La chartreuse de Sainte-Croix, historique

Sainte-Croix-en-Jarez, au confluent de deux ruisseaux, fut une position fortifiée dès la protohistoire, comme l’ont révélé de récents sondages selon la technique de "l’éperon barré" : un fossé profond isolant une petite fortification dans la pointe de l’éperon.



Fondation de la chartreuse

Chartreuse_de_Sainte_Croix_en_Jarez__18_aLe monastère fut fondé en 1277 par Béatrix de la Tour du Pin, veuve de Guillaume de Roussillon, tué dans d'étranges circonstances pendant les croisades. Cette pieuse femme, logeant en son château de Châteauneuf, refusant le remariage auquel sa famille la vouait, préféra, selon la tradition, se retier avec ses 8 enfants dans un monastère. L'un de ses oncles, Bernard de la Tour, ayant été le 13ème Général de l'Ordre des Chartreux (1253-1258), c'est à eux qu'elle en confia la construction. Ce monastère, elle en avait eu la vision en songe. Un rêve miraculeux, à cette époque, quelle opportunité ! Elle dit elle -même dans la lettre qu'elle ne connaissait pas l'endroit où la "sainte-Croix" la guida...






Lettre de Béatrix


"A religieux et dévôt personnage, notre frère en Notre-Seigneur-Jésus-Christ, Jean, Prieur de Val-Vert près de Paris, monastère de l’ordre des Chartreux. Béatrix de la Tour, épouse de feu noble chevalier Guillhaume de Roussillon, seigneur d’Annonay, servante de Jésus-Christ et de la glorieuse Vierge : salut.
Apprenez la grande joie que nous avons éprouvée, quand, à notre arrivée, nous avons vu vos premières lettres. Nous vous avions, en effet, longuement fait connaître comment, dans une vision, le Seigneur nous avait inspiré de vous fonder une maison, selon la volonté de notre Dieu Jésus-Christ et de sa glorieuse mère. Nous n’ignorions point, néanmoins, qu’après la mort du seigneur Guillhaume, notre époux, nous nous étions trouvée dans les mille occupations de ce monde ; nos plus grandes sollicitudes venaient de nos amis terrestres, qui nous poussaient à des secondes noces. Nous en étions très fâchée et chagrine, car, dans nos premières années, nous avions résolu en Dieu et Marie, sa glorieuse mère, de ne jamais accepter d’autre époux que celui que Jésus nous avait donné.
Alors, dans ces peines et grandes tribulations, nous avons prié le Seigneur qu’il daigne nous délivrer de ces tourments, et aussi nous arriva-t-il qu’une certaine nuit, pendant notre sommeil, une magnifique croix d’argent toute éclatante de blancheur nous apparut, autour d’elle de belles et brillantes étoiles, dont l’une, plus brillante encore, paraissait plus près de la croix. Une autre nuit, pendant que, plongée dans le même chagrin, nous demandions à la mère de Notre Seigneur Jésus-Christ une consolation à notre grande douleur ; le Dieu Vérité et sa glorieuse Mère entendirent nos voeux et nous eûmes encore la même vision, de telle sorte que la croix et les étoiles étaient si près de nous qu’elles paraissaient vouloir nous toucher, et elles se dirigèrent vers l’endroit où devait être fondé notre monastère.

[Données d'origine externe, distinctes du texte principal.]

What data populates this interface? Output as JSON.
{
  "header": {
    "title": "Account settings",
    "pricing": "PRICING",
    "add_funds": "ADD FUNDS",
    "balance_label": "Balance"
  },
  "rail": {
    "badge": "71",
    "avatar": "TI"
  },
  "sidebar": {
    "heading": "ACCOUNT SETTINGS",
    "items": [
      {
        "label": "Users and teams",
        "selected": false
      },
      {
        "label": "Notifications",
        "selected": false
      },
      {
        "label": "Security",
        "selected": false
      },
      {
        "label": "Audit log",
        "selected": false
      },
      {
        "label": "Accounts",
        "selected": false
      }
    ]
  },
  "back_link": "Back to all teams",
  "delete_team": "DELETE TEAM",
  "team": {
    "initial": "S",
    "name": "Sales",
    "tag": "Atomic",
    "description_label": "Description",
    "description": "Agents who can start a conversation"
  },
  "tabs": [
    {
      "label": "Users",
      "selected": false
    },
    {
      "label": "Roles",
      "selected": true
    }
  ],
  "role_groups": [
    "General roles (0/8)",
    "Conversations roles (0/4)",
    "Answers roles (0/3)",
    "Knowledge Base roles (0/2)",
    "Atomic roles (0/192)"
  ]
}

De grand matin nous nous levâmes, nous nous rendîmes à l’église et là, après avoir satisfait aux devoirs de notre dévotion, nous fîmes dire la messe de la sainte et vraie Croix ; et, après la messe, nous mandâmes notre écuyer et lui dîmes de faire préparer notre cheval de voyage et le sien, ainsi que d’autres chevaux de services, pour une course que nous avions à faire.
Nous partons, et la rapidité de notre marche nous fait devancer les autres ; alors apparaissent marchant devant nous, la croix et les étoiles que nous avions déjà vues, jusqu’au moment où, arrivée vers l’endroit où devait être élevée notre maison, elles s’arrêtèrent. Jamais nous n’étions venue là, nous n’avions non plus fait connaître à personne notre projet de fonder un monastère. A notre arrivée dans ce lieu, celui qui en était propriétaire, nous aborde et nous dit : « Dame, qu’êtes-vous venue faire ici ? J’ai rêvé que vous désiriez acheter cette propriété ».
A ces paroles nous connûmes que telle était la volonté de Notre seigneur Jésus-Christ et de sa Mère bénite, et nous fîmes acheter ce terrain par deux hommes prudents et sages. Ces fonds étaient exempts de tout usage et servi, mais le susdit possesseur nous devait anciennement hommage. Comme ce jour était jour de pénitence, c’était le vendredi, nous prîmes là notre réfection. Or, il nous arriva par hasard un maître tailleur de pierres au service du duc de Savoie ; nous lui demandâmes le but de son voyage, il nous répondit : « Madame, je me suis présenté devant vous parce que j’ai pensé que vous vouliez fonder une maison de l’ordre des Chartreux ». Ce langage me détermina à faire prix avec lui pour la construction des bâtiments, et, quoique nous n’eussions que peu d’argent, nous lui donnâmes une somme fixée. Nous avions des enfants et d’autres charges, mais, pourtant, avec l’aide de Dieu, le produit de nos revenus a suffi pour faire face, et aussi rendons grâce à Dieu de toute notre âme, de ce qu’il nous a donné de vouloir, d’entreprendre et d’achever cette oeuvre de Dieu, en effet, qui a tout opéré, et conduit à bonne fin ; car c’est lui qui est le commencement et la fin de tout. Qu’il nous conduise à une fin heureuse. Ainsi soit-il".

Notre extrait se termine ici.